Cristiano Ronaldo i Erik ten Hag nie dogadują się ze sobą najlepiej. Świadkowie przekonują o licznych kłótniach między oboma panami. Portugalczyk narzeka na taktykę Holendra i uważa, że Manchester United byłby w stanie osiągać lepsze wyniki grając inaczej – informuje “The Times”.
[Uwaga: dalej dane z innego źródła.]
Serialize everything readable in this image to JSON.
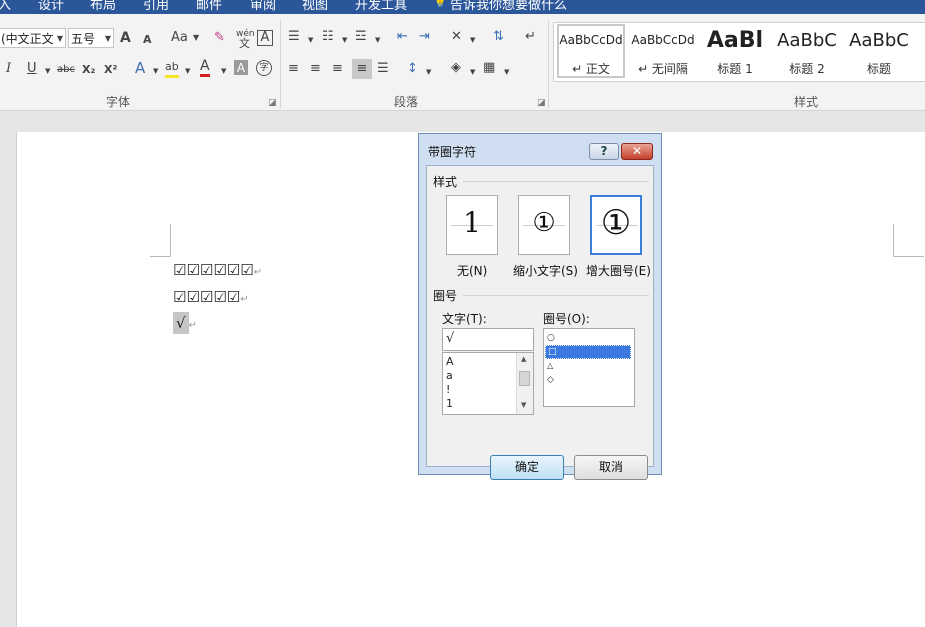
{
  "menu": {
    "items": [
      "入",
      "设计",
      "布局",
      "引用",
      "邮件",
      "审阅",
      "视图",
      "开发工具"
    ],
    "tell_me": "告诉我你想要做什么"
  },
  "ribbon": {
    "font": {
      "group_label": "字体",
      "font_name": "(中文正文",
      "font_size": "五号",
      "grow": "A",
      "shrink": "A",
      "change_case": "Aa",
      "phonetic": "wén",
      "phonetic_char": "文",
      "border_char": "A",
      "italic": "I",
      "underline": "U",
      "strikethrough": "abc",
      "subscript": "X₂",
      "superscript": "X²",
      "text_effects": "A",
      "highlight": "ab",
      "font_color": "A",
      "char_shading": "A",
      "enclose_char": "字"
    },
    "paragraph": {
      "group_label": "段落"
    },
    "styles": {
      "group_label": "样式",
      "items": [
        {
          "preview": "AaBbCcDd",
          "name": "↵ 正文"
        },
        {
          "preview": "AaBbCcDd",
          "name": "↵ 无间隔"
        },
        {
          "preview": "AaBl",
          "name": "标题 1"
        },
        {
          "preview": "AaBbC",
          "name": "标题 2"
        },
        {
          "preview": "AaBbC",
          "name": "标题"
        }
      ]
    }
  },
  "document": {
    "lines": [
      {
        "text": "☑☑☑☑☑☑",
        "mark": "↵"
      },
      {
        "text": "☑☑☑☑☑",
        "mark": "↵"
      },
      {
        "text": "√",
        "mark": "↵"
      }
    ]
  },
  "dialog": {
    "title": "带圈字符",
    "help": "?",
    "close": "✕",
    "style_section": "样式",
    "style_options": [
      {
        "glyph": "1",
        "label": "无(N)"
      },
      {
        "glyph": "①",
        "label": "缩小文字(S)"
      },
      {
        "glyph": "①",
        "label": "增大圈号(E)"
      }
    ],
    "enclosure_section": "圈号",
    "text_label": "文字(T):",
    "text_value": "√",
    "text_list": [
      "A",
      "a",
      "!",
      "1"
    ],
    "enclosure_label": "圈号(O):",
    "enclosure_list": [
      "○",
      "□",
      "△",
      "◇"
    ],
    "ok": "确定",
    "cancel": "取消"
  }
}
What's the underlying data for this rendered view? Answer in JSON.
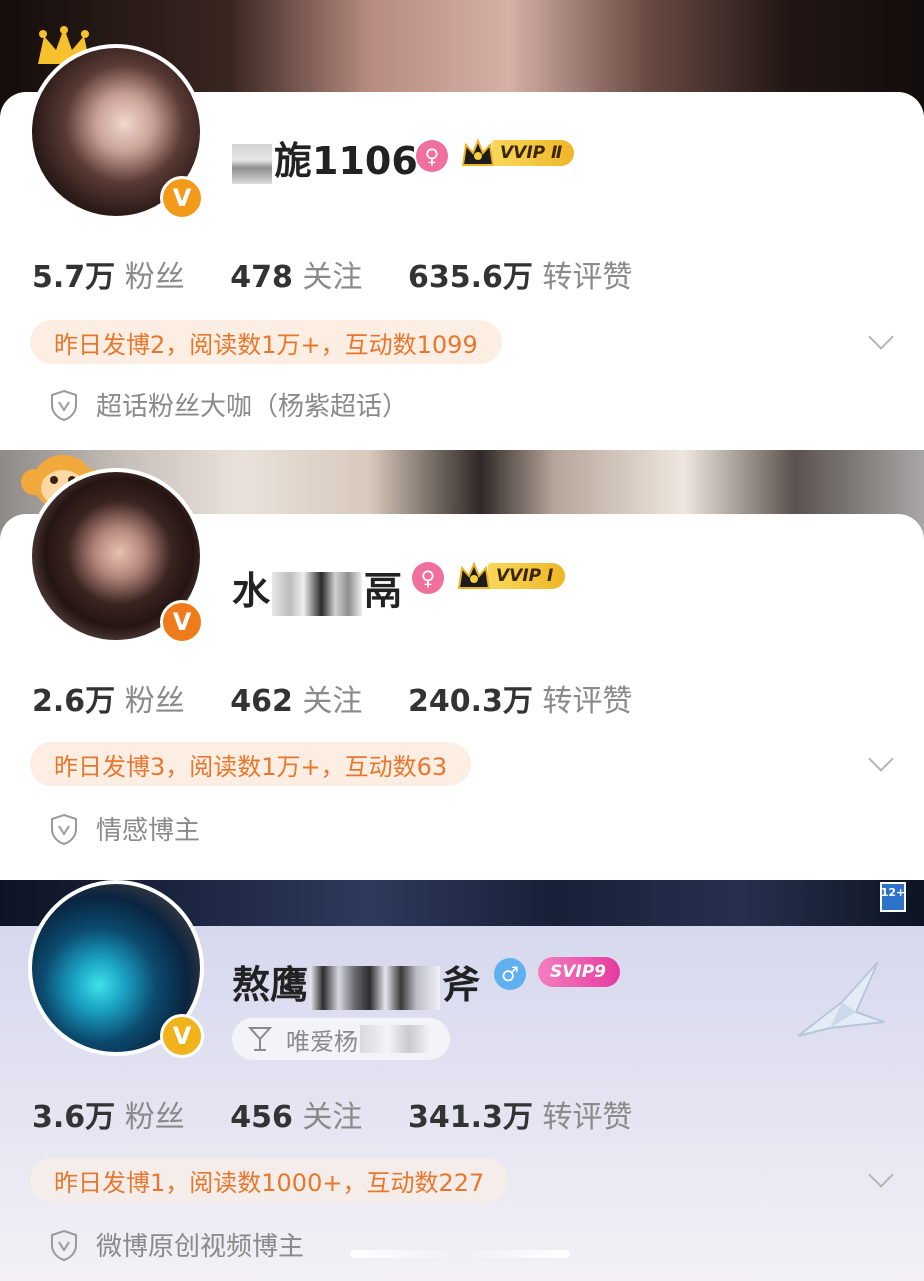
{
  "profiles": [
    {
      "name_visible": "旎1106",
      "vip_label": "VVIP Ⅱ",
      "gender_icon": "female-icon",
      "stats": {
        "fans_value": "5.7万",
        "fans_label": "粉丝",
        "following_value": "478",
        "following_label": "关注",
        "engagement_value": "635.6万",
        "engagement_label": "转评赞"
      },
      "activity": "昨日发博2，阅读数1万+，互动数1099",
      "tag": "超话粉丝大咖（杨紫超话）"
    },
    {
      "name_prefix": "水",
      "name_suffix": "鬲",
      "vip_label": "VVIP Ⅰ",
      "gender_icon": "female-icon",
      "stats": {
        "fans_value": "2.6万",
        "fans_label": "粉丝",
        "following_value": "462",
        "following_label": "关注",
        "engagement_value": "240.3万",
        "engagement_label": "转评赞"
      },
      "activity": "昨日发博3，阅读数1万+，互动数63",
      "tag": "情感博主"
    },
    {
      "name_prefix": "熬鹰",
      "name_suffix": "斧",
      "vip_label": "SVIP9",
      "gender_icon": "male-icon",
      "sub_tag": "唯爱杨",
      "stats": {
        "fans_value": "3.6万",
        "fans_label": "粉丝",
        "following_value": "456",
        "following_label": "关注",
        "engagement_value": "341.3万",
        "engagement_label": "转评赞"
      },
      "activity": "昨日发博1，阅读数1000+，互动数227",
      "tag": "微博原创视频博主"
    }
  ],
  "badges": {
    "verified": "V",
    "age_rating": "12+"
  },
  "colors": {
    "activity_text": "#e8772e",
    "activity_bg": "#fdeee3",
    "verified_orange": "#f39a1b",
    "female_pink": "#f0709b",
    "male_blue": "#5fb0ee"
  }
}
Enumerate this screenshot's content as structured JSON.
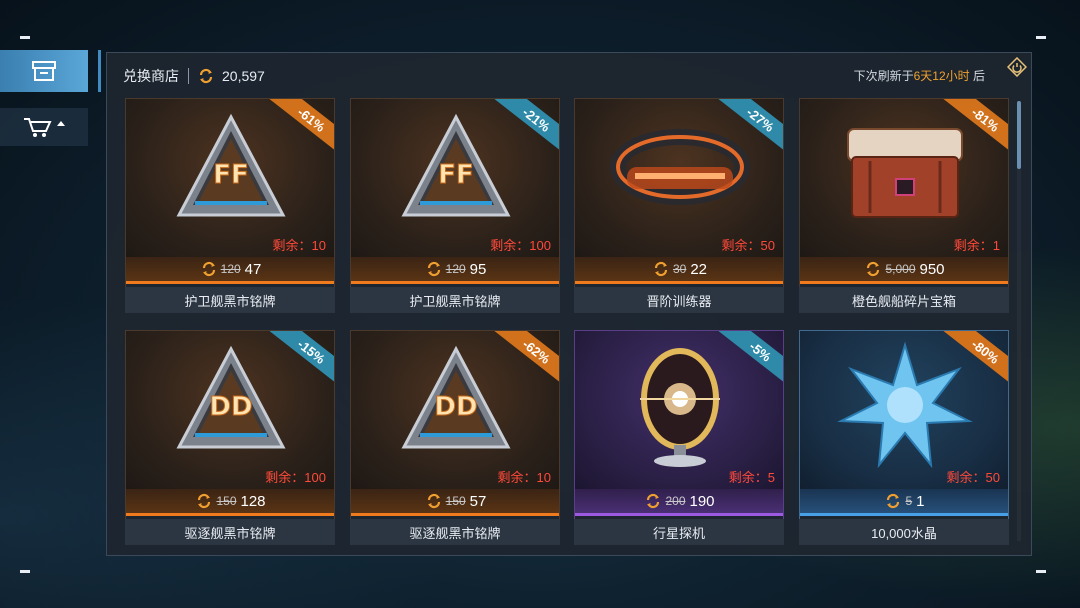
{
  "shop": {
    "title": "兑换商店",
    "balance": "20,597",
    "refresh": {
      "prefix": "下次刷新于",
      "days": "6天",
      "hours": "12小时",
      "suffix": "后"
    }
  },
  "colors": {
    "accent_orange": "#f07a1e",
    "accent_purple": "#9c5ae0",
    "accent_blue": "#48a0e6",
    "stock_red": "#ff4a3a"
  },
  "sidebar": {
    "tabs": [
      {
        "icon": "store-icon",
        "active": true
      },
      {
        "icon": "cart-icon",
        "active": false
      }
    ]
  },
  "items": [
    {
      "name": "护卫舰黑市铭牌",
      "discount": "-61%",
      "stock": "剩余：10",
      "old_price": "120",
      "price": "47",
      "rarity": "orange",
      "ribbon": "orange",
      "icon": "ff-badge-icon"
    },
    {
      "name": "护卫舰黑市铭牌",
      "discount": "-21%",
      "stock": "剩余：100",
      "old_price": "120",
      "price": "95",
      "rarity": "orange",
      "ribbon": "teal",
      "icon": "ff-badge-icon"
    },
    {
      "name": "晋阶训练器",
      "discount": "-27%",
      "stock": "剩余：50",
      "old_price": "30",
      "price": "22",
      "rarity": "orange",
      "ribbon": "teal",
      "icon": "trainer-ring-icon"
    },
    {
      "name": "橙色舰船碎片宝箱",
      "discount": "-81%",
      "stock": "剩余：1",
      "old_price": "5,000",
      "price": "950",
      "rarity": "orange",
      "ribbon": "orange",
      "icon": "chest-icon"
    },
    {
      "name": "驱逐舰黑市铭牌",
      "discount": "-15%",
      "stock": "剩余：100",
      "old_price": "150",
      "price": "128",
      "rarity": "orange",
      "ribbon": "teal",
      "icon": "dd-badge-icon"
    },
    {
      "name": "驱逐舰黑市铭牌",
      "discount": "-62%",
      "stock": "剩余：10",
      "old_price": "150",
      "price": "57",
      "rarity": "orange",
      "ribbon": "orange",
      "icon": "dd-badge-icon"
    },
    {
      "name": "行星探机",
      "discount": "-5%",
      "stock": "剩余：5",
      "old_price": "200",
      "price": "190",
      "rarity": "purple",
      "ribbon": "teal",
      "icon": "planet-probe-icon"
    },
    {
      "name": "10,000水晶",
      "discount": "-80%",
      "stock": "剩余：50",
      "old_price": "5",
      "price": "1",
      "rarity": "blue",
      "ribbon": "orange",
      "icon": "crystal-icon"
    }
  ]
}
- Erik ten Hag został latem menedżerem Manchesteru United
- Holender niespecjalnie stawia na Cristiano Ronaldo, który na boisku najczęściej pojawia się w meczach Ligi Europy
- Reprezentant Portugalii uważa, że Holender jest zbyt bardzo nastawiony na taktykę z Ajaksu Amsterdam
Ronaldo przekonany, że Manchester United może grać lepiej
Wraz z momentem zatrudnienia Erika ten Haga sytuacja Cristiano Ronaldo w zespole zdecydowanie się pogorszyła. Miało na to wpływ również letnie zamieszanie z udziałem Portugalczyka, który szukał drogi ucieczki z Manchesteru United. Żaden klub nie był poważnie zainteresowany jego usługami, zatem finalnie pozostał on na Old Trafford.
Ronaldo głównie zasiada na ławce rezerwowych, a swoje szanse dostaje w czwartkowych meczach Ligi Europy. Holenderski szkoleniowiec przekonuje, że ma to związek z nieodpowiednim przygotowaniem fizycznym, przez które nie byłby on w stanie grać na najwyższym poziomie intensywności. Naoczni świadkowie donoszą natomiast o napiętej relacji i częstych kłótniach między oboma panami.
“The Times” informuje, że 37-latek jest rozgoryczony sposobem gry Manchesteru United. Uważa, że taktyka Erika ten Haga nie jest efektywna i nie gwarantuje sukcesów, a ponadto jest on zbytnio przywiązany do tego, co udało mu się wypracować w Ajaksie Amsterdam. Portugalczyk domaga się zmian i przekonuje, że “Czerwone Diabły” mogą osiągać zdecydowanie lepsze wyniki. Narzeka także na jakość i intensywność treningów.
Nie ma wątpliwości, że takie działania nie wpłyną na poprawę sytuacji Ronaldo. Niewykluczone, że opuści on Old Trafford już w trakcie styczniowego okienka. Ten Hag nie blokowałby jego odejścia, jeśli tylko pojawi się satysfakcjonująca oferta.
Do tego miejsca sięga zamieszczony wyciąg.